Again she made the angry, impatient gesture.
“We are wasting time. Will you take over my affairs? I know nothing about money and I don’t want to know anything about it. I have talked with the lawyer. He tells me I should appoint someone to look after my investments and to represent me. My grandfather had a number of business activities that have come to me. Will you represent me?”
Magarth was startled.
“I’ll gladly do what I can,” he said, “but I have my other work “
“You will be well paid. I have made all the arrangements with the lawyer,” she went on in the same cold, impersonal voice. “You can give up your newspaper work. You and Veda can marry. You want to marry her, don’t you?”
“I guess so,” Magarth said, ran his fingers through his hair. The turn of the conversation embarrassed him.
“Then you will see my lawyer?

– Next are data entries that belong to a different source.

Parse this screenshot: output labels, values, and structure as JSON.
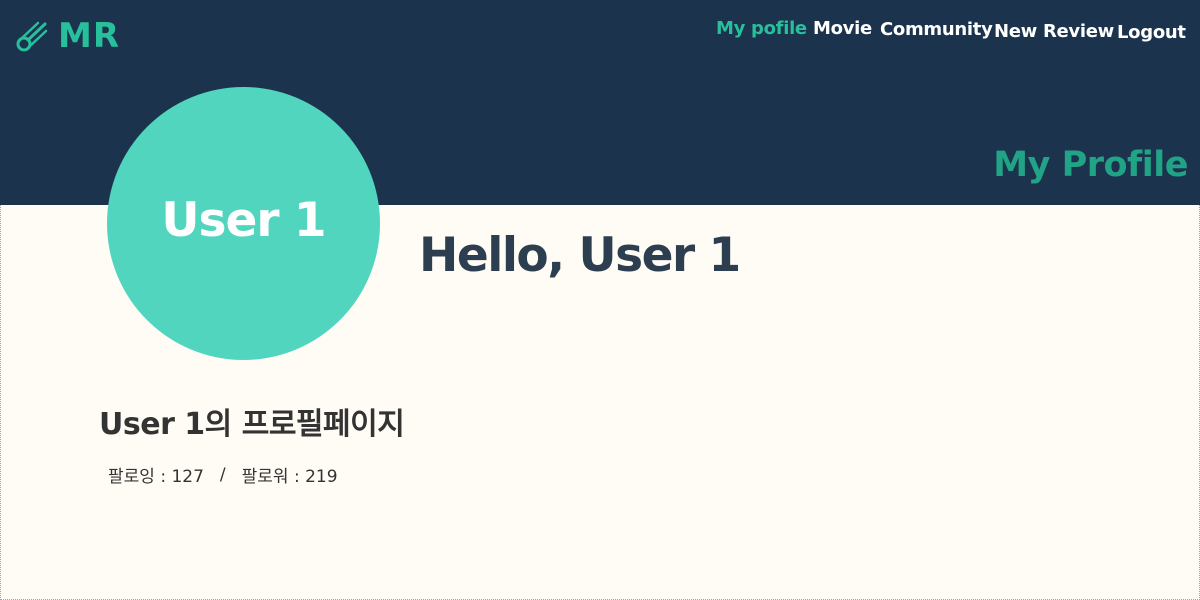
{
  "brand": {
    "logo_icon": "comet-icon",
    "text": "MR",
    "color": "#28bf9c"
  },
  "nav": {
    "items": [
      {
        "label": "My pofile",
        "active": true
      },
      {
        "label": "Movie",
        "active": false
      },
      {
        "label": "Community",
        "active": false
      },
      {
        "label": "New Review",
        "active": false
      },
      {
        "label": "Logout",
        "active": false
      }
    ]
  },
  "header": {
    "page_heading": "My Profile",
    "background": "#1b334d"
  },
  "profile": {
    "avatar_text": "User 1",
    "avatar_color": "#52d5be",
    "greeting": "Hello, User 1",
    "title": "User 1의 프로필페이지",
    "following": "팔로잉 : 127",
    "separator": "/",
    "followers": "팔로워 : 219"
  },
  "colors": {
    "accent": "#28bf9c",
    "page_background": "#fffbf5",
    "text_dark": "#2c3e50"
  }
}
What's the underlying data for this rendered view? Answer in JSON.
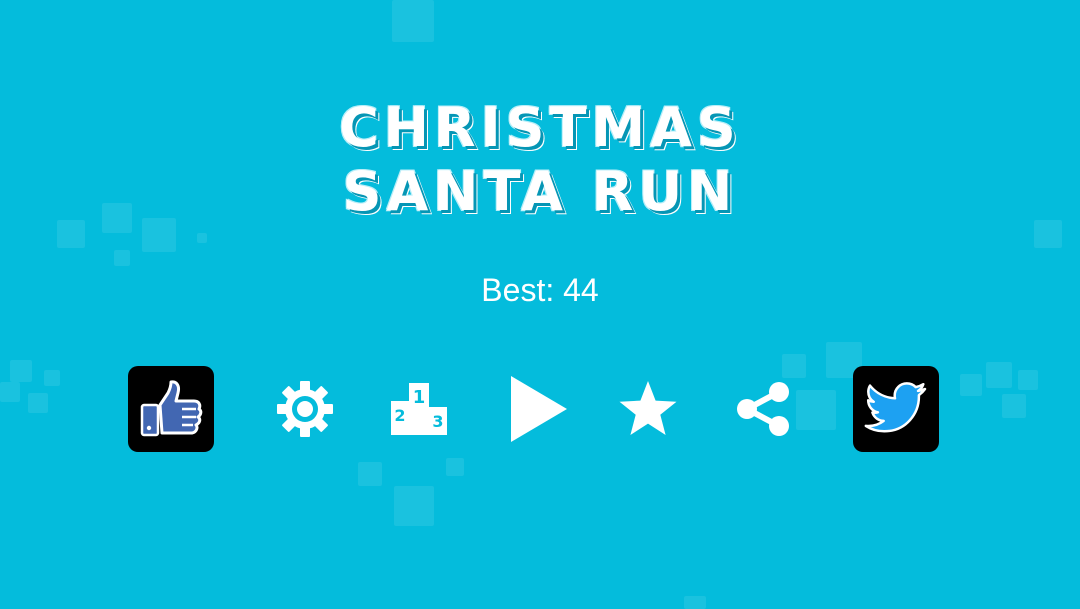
{
  "game": {
    "title_line1": "CHRISTMAS",
    "title_line2": "SANTA RUN",
    "best_label": "Best: 44"
  },
  "menu": {
    "buttons": [
      {
        "name": "facebook-like",
        "icon": "thumbs-up-icon"
      },
      {
        "name": "settings",
        "icon": "gear-icon"
      },
      {
        "name": "leaderboard",
        "icon": "podium-icon",
        "ranks": [
          "1",
          "2",
          "3"
        ]
      },
      {
        "name": "play",
        "icon": "play-icon"
      },
      {
        "name": "rate",
        "icon": "star-icon"
      },
      {
        "name": "share",
        "icon": "share-icon"
      },
      {
        "name": "twitter",
        "icon": "twitter-bird-icon"
      }
    ]
  },
  "colors": {
    "background": "#04bcdc",
    "icon": "#ffffff",
    "social_box": "#000000",
    "facebook_blue": "#4267b2",
    "twitter_blue": "#1da1f2"
  }
}
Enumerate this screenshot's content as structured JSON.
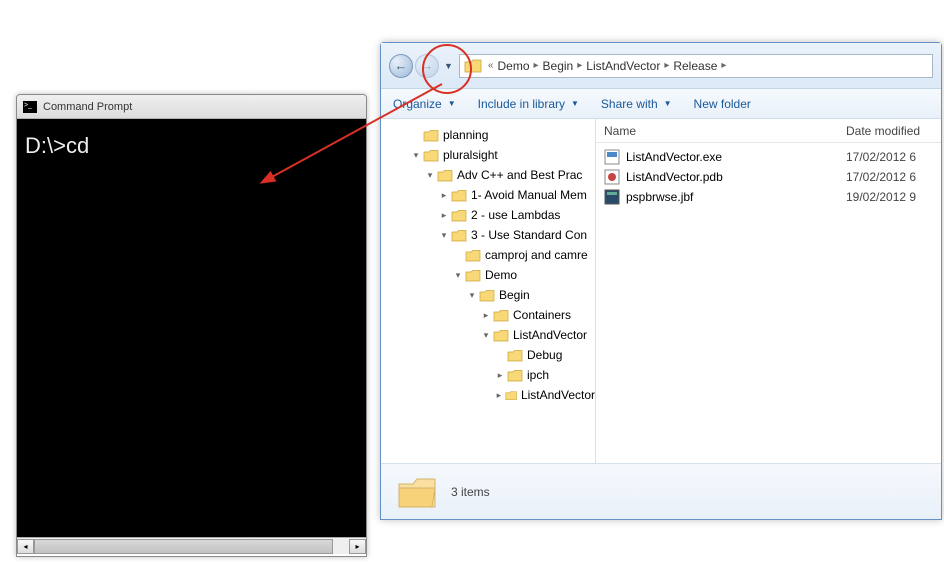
{
  "cmd": {
    "title": "Command Prompt",
    "line1": "D:\\>cd"
  },
  "explorer": {
    "breadcrumb": [
      "Demo",
      "Begin",
      "ListAndVector",
      "Release"
    ],
    "toolbar": {
      "organize": "Organize",
      "include": "Include in library",
      "share": "Share with",
      "newfolder": "New folder"
    },
    "columns": {
      "name": "Name",
      "date": "Date modified"
    },
    "tree": [
      {
        "label": "planning",
        "indent": 30,
        "toggle": ""
      },
      {
        "label": "pluralsight",
        "indent": 30,
        "toggle": "▾"
      },
      {
        "label": "Adv C++ and Best Prac",
        "indent": 44,
        "toggle": "▾"
      },
      {
        "label": "1- Avoid Manual Mem",
        "indent": 58,
        "toggle": "▸"
      },
      {
        "label": "2 - use Lambdas",
        "indent": 58,
        "toggle": "▸"
      },
      {
        "label": "3 - Use Standard Con",
        "indent": 58,
        "toggle": "▾"
      },
      {
        "label": "camproj and camre",
        "indent": 72,
        "toggle": ""
      },
      {
        "label": "Demo",
        "indent": 72,
        "toggle": "▾"
      },
      {
        "label": "Begin",
        "indent": 86,
        "toggle": "▾"
      },
      {
        "label": "Containers",
        "indent": 100,
        "toggle": "▸"
      },
      {
        "label": "ListAndVector",
        "indent": 100,
        "toggle": "▾"
      },
      {
        "label": "Debug",
        "indent": 114,
        "toggle": ""
      },
      {
        "label": "ipch",
        "indent": 114,
        "toggle": "▸"
      },
      {
        "label": "ListAndVector",
        "indent": 114,
        "toggle": "▸"
      }
    ],
    "files": [
      {
        "name": "ListAndVector.exe",
        "date": "17/02/2012 6",
        "icon": "exe"
      },
      {
        "name": "ListAndVector.pdb",
        "date": "17/02/2012 6",
        "icon": "pdb"
      },
      {
        "name": "pspbrwse.jbf",
        "date": "19/02/2012 9",
        "icon": "jbf"
      }
    ],
    "status": "3 items"
  }
}
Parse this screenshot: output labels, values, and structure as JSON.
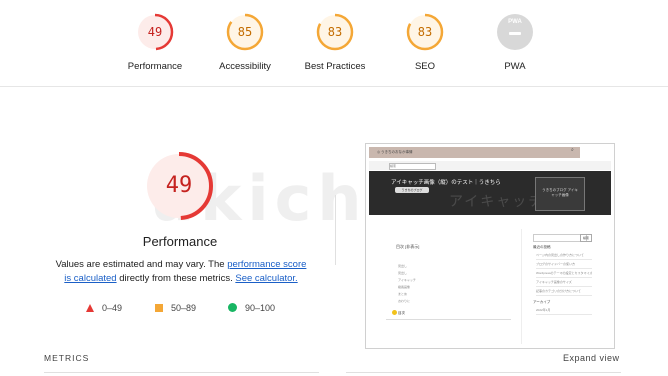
{
  "categories": [
    {
      "label": "Performance",
      "score": 49,
      "color": "#e53935",
      "bg": "#fdecea"
    },
    {
      "label": "Accessibility",
      "score": 85,
      "color": "#f4a736",
      "bg": "#fff5e6"
    },
    {
      "label": "Best Practices",
      "score": 83,
      "color": "#f4a736",
      "bg": "#fff5e6"
    },
    {
      "label": "SEO",
      "score": 83,
      "color": "#f4a736",
      "bg": "#fff5e6"
    },
    {
      "label": "PWA",
      "badge": "PWA"
    }
  ],
  "main": {
    "score": 49,
    "title": "Performance",
    "desc_prefix": "Values are estimated and may vary. The ",
    "desc_link1": "performance score is calculated",
    "desc_middle": " directly from these metrics. ",
    "desc_link2": "See calculator."
  },
  "legend": [
    {
      "range": "0–49",
      "color": "#e53935"
    },
    {
      "range": "50–89",
      "color": "#f4a736"
    },
    {
      "range": "90–100",
      "color": "#18b663"
    }
  ],
  "watermark": "ukichi",
  "screenshot": {
    "header_title": "◎ うきちのおなか事情",
    "search_icon": "search-icon",
    "search_placeholder": "検索",
    "banner_title": "アイキャッチ画像（縦）のテスト｜うきちら",
    "banner_button": "うきちのブログ",
    "banner_card": "うきちのブログ\nアイキャッチ画像",
    "banner_deco": "アイキャッチ",
    "toc_title": "目次  [非表示]",
    "toc_items": [
      "見出し",
      "見出し",
      "アイキャッチ",
      "縦長画像",
      "まとめ",
      "おわりに"
    ],
    "side_search_btn": "検索",
    "side_heading_recent": "最近の投稿",
    "side_recent_items": [
      "ページ内の見出しの作り方について",
      "ブログのサイドバーの使い方",
      "Wordpressのテーマの設定とカスタマイズ方法",
      "アイキャッチ画像のサイズ",
      "記事のカテゴリの分け方について"
    ],
    "side_heading_archive": "アーカイブ",
    "side_archive_item": "2022年1月",
    "footer_tag": "目次"
  },
  "footer": {
    "metrics_label": "METRICS",
    "expand_label": "Expand view"
  }
}
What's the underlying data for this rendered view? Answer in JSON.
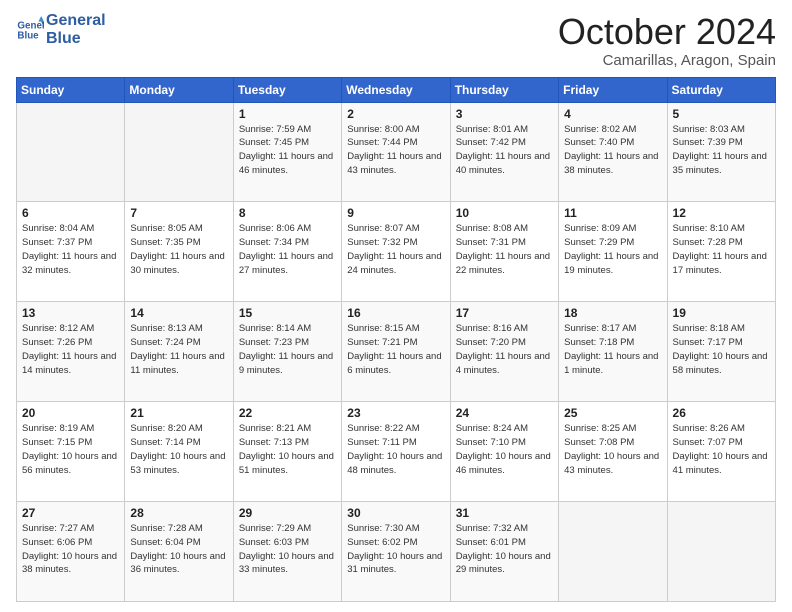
{
  "header": {
    "logo_line1": "General",
    "logo_line2": "Blue",
    "month": "October 2024",
    "location": "Camarillas, Aragon, Spain"
  },
  "weekdays": [
    "Sunday",
    "Monday",
    "Tuesday",
    "Wednesday",
    "Thursday",
    "Friday",
    "Saturday"
  ],
  "weeks": [
    [
      {
        "day": "",
        "info": ""
      },
      {
        "day": "",
        "info": ""
      },
      {
        "day": "1",
        "info": "Sunrise: 7:59 AM\nSunset: 7:45 PM\nDaylight: 11 hours and 46 minutes."
      },
      {
        "day": "2",
        "info": "Sunrise: 8:00 AM\nSunset: 7:44 PM\nDaylight: 11 hours and 43 minutes."
      },
      {
        "day": "3",
        "info": "Sunrise: 8:01 AM\nSunset: 7:42 PM\nDaylight: 11 hours and 40 minutes."
      },
      {
        "day": "4",
        "info": "Sunrise: 8:02 AM\nSunset: 7:40 PM\nDaylight: 11 hours and 38 minutes."
      },
      {
        "day": "5",
        "info": "Sunrise: 8:03 AM\nSunset: 7:39 PM\nDaylight: 11 hours and 35 minutes."
      }
    ],
    [
      {
        "day": "6",
        "info": "Sunrise: 8:04 AM\nSunset: 7:37 PM\nDaylight: 11 hours and 32 minutes."
      },
      {
        "day": "7",
        "info": "Sunrise: 8:05 AM\nSunset: 7:35 PM\nDaylight: 11 hours and 30 minutes."
      },
      {
        "day": "8",
        "info": "Sunrise: 8:06 AM\nSunset: 7:34 PM\nDaylight: 11 hours and 27 minutes."
      },
      {
        "day": "9",
        "info": "Sunrise: 8:07 AM\nSunset: 7:32 PM\nDaylight: 11 hours and 24 minutes."
      },
      {
        "day": "10",
        "info": "Sunrise: 8:08 AM\nSunset: 7:31 PM\nDaylight: 11 hours and 22 minutes."
      },
      {
        "day": "11",
        "info": "Sunrise: 8:09 AM\nSunset: 7:29 PM\nDaylight: 11 hours and 19 minutes."
      },
      {
        "day": "12",
        "info": "Sunrise: 8:10 AM\nSunset: 7:28 PM\nDaylight: 11 hours and 17 minutes."
      }
    ],
    [
      {
        "day": "13",
        "info": "Sunrise: 8:12 AM\nSunset: 7:26 PM\nDaylight: 11 hours and 14 minutes."
      },
      {
        "day": "14",
        "info": "Sunrise: 8:13 AM\nSunset: 7:24 PM\nDaylight: 11 hours and 11 minutes."
      },
      {
        "day": "15",
        "info": "Sunrise: 8:14 AM\nSunset: 7:23 PM\nDaylight: 11 hours and 9 minutes."
      },
      {
        "day": "16",
        "info": "Sunrise: 8:15 AM\nSunset: 7:21 PM\nDaylight: 11 hours and 6 minutes."
      },
      {
        "day": "17",
        "info": "Sunrise: 8:16 AM\nSunset: 7:20 PM\nDaylight: 11 hours and 4 minutes."
      },
      {
        "day": "18",
        "info": "Sunrise: 8:17 AM\nSunset: 7:18 PM\nDaylight: 11 hours and 1 minute."
      },
      {
        "day": "19",
        "info": "Sunrise: 8:18 AM\nSunset: 7:17 PM\nDaylight: 10 hours and 58 minutes."
      }
    ],
    [
      {
        "day": "20",
        "info": "Sunrise: 8:19 AM\nSunset: 7:15 PM\nDaylight: 10 hours and 56 minutes."
      },
      {
        "day": "21",
        "info": "Sunrise: 8:20 AM\nSunset: 7:14 PM\nDaylight: 10 hours and 53 minutes."
      },
      {
        "day": "22",
        "info": "Sunrise: 8:21 AM\nSunset: 7:13 PM\nDaylight: 10 hours and 51 minutes."
      },
      {
        "day": "23",
        "info": "Sunrise: 8:22 AM\nSunset: 7:11 PM\nDaylight: 10 hours and 48 minutes."
      },
      {
        "day": "24",
        "info": "Sunrise: 8:24 AM\nSunset: 7:10 PM\nDaylight: 10 hours and 46 minutes."
      },
      {
        "day": "25",
        "info": "Sunrise: 8:25 AM\nSunset: 7:08 PM\nDaylight: 10 hours and 43 minutes."
      },
      {
        "day": "26",
        "info": "Sunrise: 8:26 AM\nSunset: 7:07 PM\nDaylight: 10 hours and 41 minutes."
      }
    ],
    [
      {
        "day": "27",
        "info": "Sunrise: 7:27 AM\nSunset: 6:06 PM\nDaylight: 10 hours and 38 minutes."
      },
      {
        "day": "28",
        "info": "Sunrise: 7:28 AM\nSunset: 6:04 PM\nDaylight: 10 hours and 36 minutes."
      },
      {
        "day": "29",
        "info": "Sunrise: 7:29 AM\nSunset: 6:03 PM\nDaylight: 10 hours and 33 minutes."
      },
      {
        "day": "30",
        "info": "Sunrise: 7:30 AM\nSunset: 6:02 PM\nDaylight: 10 hours and 31 minutes."
      },
      {
        "day": "31",
        "info": "Sunrise: 7:32 AM\nSunset: 6:01 PM\nDaylight: 10 hours and 29 minutes."
      },
      {
        "day": "",
        "info": ""
      },
      {
        "day": "",
        "info": ""
      }
    ]
  ]
}
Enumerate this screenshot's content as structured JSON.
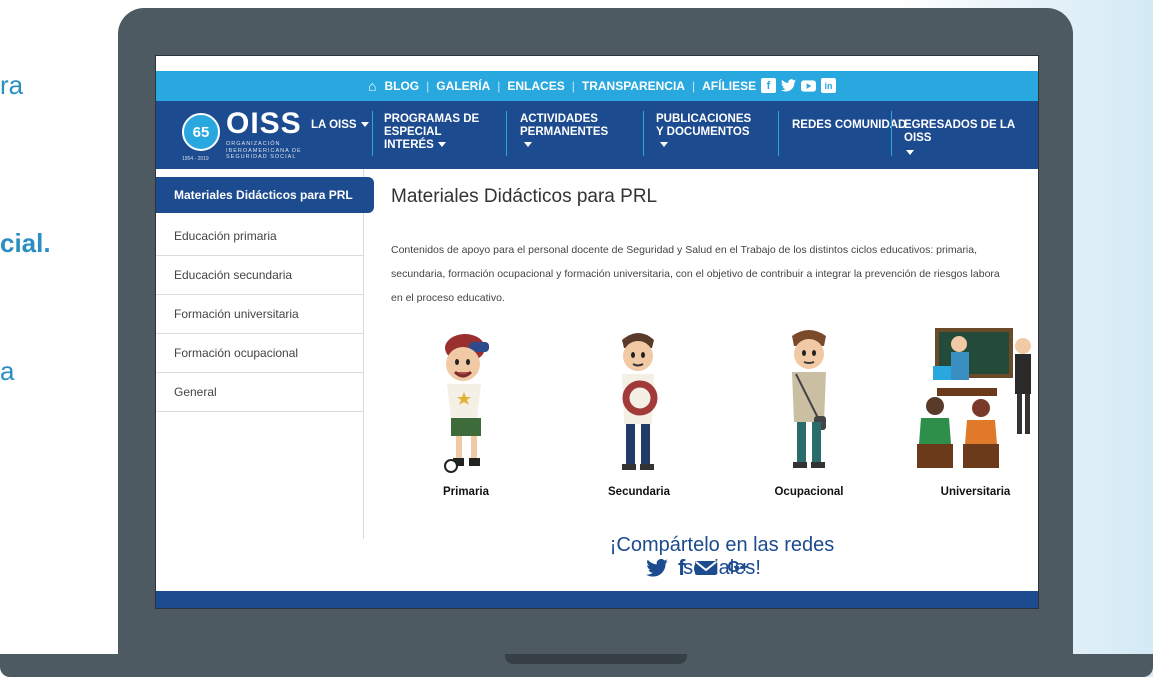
{
  "background_text": [
    "ra",
    "cial.",
    "a"
  ],
  "topbar": {
    "links": [
      "BLOG",
      "GALERÍA",
      "ENLACES",
      "TRANSPARENCIA",
      "AFÍLIESE"
    ],
    "social_icons": [
      "facebook-icon",
      "twitter-icon",
      "youtube-icon",
      "linkedin-icon"
    ],
    "colors": {
      "bar": "#29a8df"
    }
  },
  "logo": {
    "name": "OISS",
    "subtitle": "ORGANIZACIÓN IBEROAMERICANA DE SEGURIDAD SOCIAL",
    "years": "1954 - 2019",
    "badge": "65"
  },
  "nav": {
    "items": [
      {
        "label": "LA OISS",
        "dropdown": true
      },
      {
        "label": "PROGRAMAS DE ESPECIAL INTERÉS",
        "dropdown": true
      },
      {
        "label": "ACTIVIDADES PERMANENTES",
        "dropdown": true
      },
      {
        "label": "PUBLICACIONES Y DOCUMENTOS",
        "dropdown": true
      },
      {
        "label": "REDES COMUNIDAD",
        "dropdown": false
      },
      {
        "label": "EGRESADOS DE LA OISS",
        "dropdown": true
      }
    ],
    "colors": {
      "bar": "#1d4b8f"
    }
  },
  "sidebar": {
    "active": "Materiales Didácticos para PRL",
    "items": [
      "Educación primaria",
      "Educación secundaria",
      "Formación universitaria",
      "Formación ocupacional",
      "General"
    ]
  },
  "main": {
    "title": "Materiales Didácticos para PRL",
    "description_lines": [
      "Contenidos de apoyo para el personal docente de Seguridad y Salud en el Trabajo de los distintos ciclos educativos: primaria,",
      "secundaria, formación ocupacional y formación universitaria, con el objetivo de contribuir a integrar la prevención de riesgos labora",
      "en el proceso educativo."
    ],
    "cards": [
      "Primaria",
      "Secundaria",
      "Ocupacional",
      "Universitaria"
    ]
  },
  "share": {
    "title": "¡Compártelo en las redes sociales!",
    "icons": [
      "twitter-icon",
      "facebook-icon",
      "email-icon",
      "google-plus-icon"
    ]
  }
}
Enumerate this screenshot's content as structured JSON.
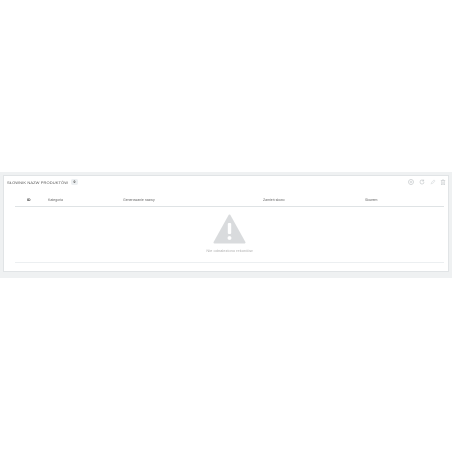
{
  "panel": {
    "title": "SŁOWNIK NAZW PRODUKTÓW",
    "count": "0"
  },
  "toolbar": {
    "icons": [
      "plus-circle-icon",
      "refresh-icon",
      "edit-icon",
      "trash-icon"
    ]
  },
  "table": {
    "columns": {
      "id": "ID",
      "category": "Kategoria",
      "generated_name": "Generowanie nazwy",
      "brand": "Zamień słowo",
      "word": "Słowem"
    },
    "empty_message": "Nie odnaleziono rekordów"
  },
  "colors": {
    "background_band": "#eff1f2",
    "panel_border": "#e1e4e6",
    "icon_gray": "#c8ccce",
    "warning_icon": "#d9dbdd"
  }
}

You’ll discuss it with him?”
He hesitated a moment, then nodded.
“All right,” he said, added, “but what do you intend to do?”
“When can I have some money?” she asked abruptly, ignoring his question.
“As soon as you like . . . now, if you want it.”
“Yes, now. I want two thousand dollars, and I want you to arrange that I can draw cash anywhere in the country at a moment’s notice. I want you to buy me a car and have it here by tomorrow morning. Go and see the lawyer and bring me the necessary papers to sign so you can take over my affairs immediately. I wish to leave here tomorrow morning.”